This recombinant Gorilla gorilla gorilla Fibroblast Growth Factor comes from an in vitro E. coli expression system and contains the complete mature protein sequence spanning amino acids 29 to 209. The protein carries an N-terminal 10xHis-tag and shows greater than 85% purity when analyzed by SDS-PAGE. It's intended strictly for research purposes and works well in various experimental applications that demand high-quality reagents.
Fibroblast growth factors play essential roles in biological processes like cell growth, development, and tissue repair. These proteins participate in key signaling pathways that control how cells multiply and differentiate. This makes them particularly valuable for researchers working in developmental biology and regenerative medicine, where they may provide important clues about cellular responses and possible therapeutic uses.
Potential Applications
Note: The applications listed below are based on what we know about this protein's biological functions, published research, and experience from experts in the field. However, we haven't fully tested all of these applications ourselves yet. We'd recommend running some preliminary tests first to make sure they work for your specific research goals.

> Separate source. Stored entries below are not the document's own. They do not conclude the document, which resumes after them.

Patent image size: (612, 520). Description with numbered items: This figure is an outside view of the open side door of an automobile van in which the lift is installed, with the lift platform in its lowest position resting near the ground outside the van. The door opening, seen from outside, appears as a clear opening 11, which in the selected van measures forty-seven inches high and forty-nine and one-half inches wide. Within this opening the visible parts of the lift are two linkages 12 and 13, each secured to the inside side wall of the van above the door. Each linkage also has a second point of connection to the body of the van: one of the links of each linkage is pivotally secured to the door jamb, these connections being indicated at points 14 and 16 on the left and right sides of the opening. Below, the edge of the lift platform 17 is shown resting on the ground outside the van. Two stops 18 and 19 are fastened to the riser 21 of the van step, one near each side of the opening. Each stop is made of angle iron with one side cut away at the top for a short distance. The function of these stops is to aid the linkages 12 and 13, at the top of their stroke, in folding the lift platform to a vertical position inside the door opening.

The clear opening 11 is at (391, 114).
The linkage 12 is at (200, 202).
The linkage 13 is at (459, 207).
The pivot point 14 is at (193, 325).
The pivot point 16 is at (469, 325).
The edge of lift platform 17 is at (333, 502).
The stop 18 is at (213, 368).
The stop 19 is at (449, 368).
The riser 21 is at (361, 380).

Gorilla FGF is a secreted signaling protein that requires precise folding, proper disulfide bond formation, and specific tertiary structure for its receptor binding and biological activity. The in vitro E. coli expression system (cell-free) provides a controlled environment but cannot ensure proper eukaryotic folding patterns or post-translational modifications. While cell-free systems can produce soluble proteins, the probability of correct disulfide bond formation and native-like folding for this growth factor requires experimental validation. The N-terminal 10xHis-tag may potentially interfere with the protein's receptor-binding domains or functional sites.
1. Comparative Evolutionary Studies of Fibroblast Growth Factor Function
This application requires functional validation to be meaningful. FGF-receptor interactions depend on precise tertiary structure and proper disulfide bonding. If correctly folded and active (verified through receptor binding assays), the protein enables valid evolutionary comparisons with human FGF. If misfolded/inactive (unverified), comparative binding studies will yield misleading evolutionary insights about species-specific functional differences.
2. Development of Species-Specific Detection Antibodies
This application is highly suitable as antibody development relies on sequence-specific epitope recognition rather than functional protein folding. The gorilla-specific FGF sequence provides unique epitopes for generating species-distinguishing antibodies, regardless of the protein's conformational state. The His-tag facilitates efficient purification and screening processes.
3. Protein-Protein Interaction Mapping Studies
This application carries a significant risk without proper folding validation. Functional FGF interactions with receptors and signaling partners require native conformation. If correctly folded (verified), the protein may identify genuine physiological interactions. If misfolded/unverified, there is a high risk of non-specific binding or failure to replicate authentic signaling complexes.
4. Structural and Biophysical Characterization Studies
These studies are essential priority applications for determining folding status. Techniques should include circular dichroism spectroscopy to assess secondary structure, size-exclusion chromatography to evaluate oligomeric state, and disulfide bond analysis to verify proper folding. However, the His-tag may interfere with crystallization for high-resolution structural studies.
5. In Vitro Biochemical Assay Development
This application is well-suited for developing detection methods targeting gorilla FGF. Immunoassays depend on epitope recognition rather than functional conformation. The protein serves as an excellent standard for quantitative assay development, though functional assays would require additional validation.
Final Recommendation & Action Plan
The in vitro E. coli expression system provides a controlled production environment for this primate growth factor, but the folding status and functional competence require experimental validation before meaningful biological applications. Begin with Application 4 (Structural and Biophysical Characterization) to assess folding quality through CD spectroscopy, SEC, and disulfide bond analysis. Validate functional activity through receptor binding assays before proceeding with Applications 1 and 3 (evolutionary studies and interaction mapping). Applications 2 and 5 (antibody development and assay development) can proceed immediately, as they don't require functional validation. Always include appropriate controls and consider using mammalian-expressed FGF for critical functional comparisons to ensure physiological relevance.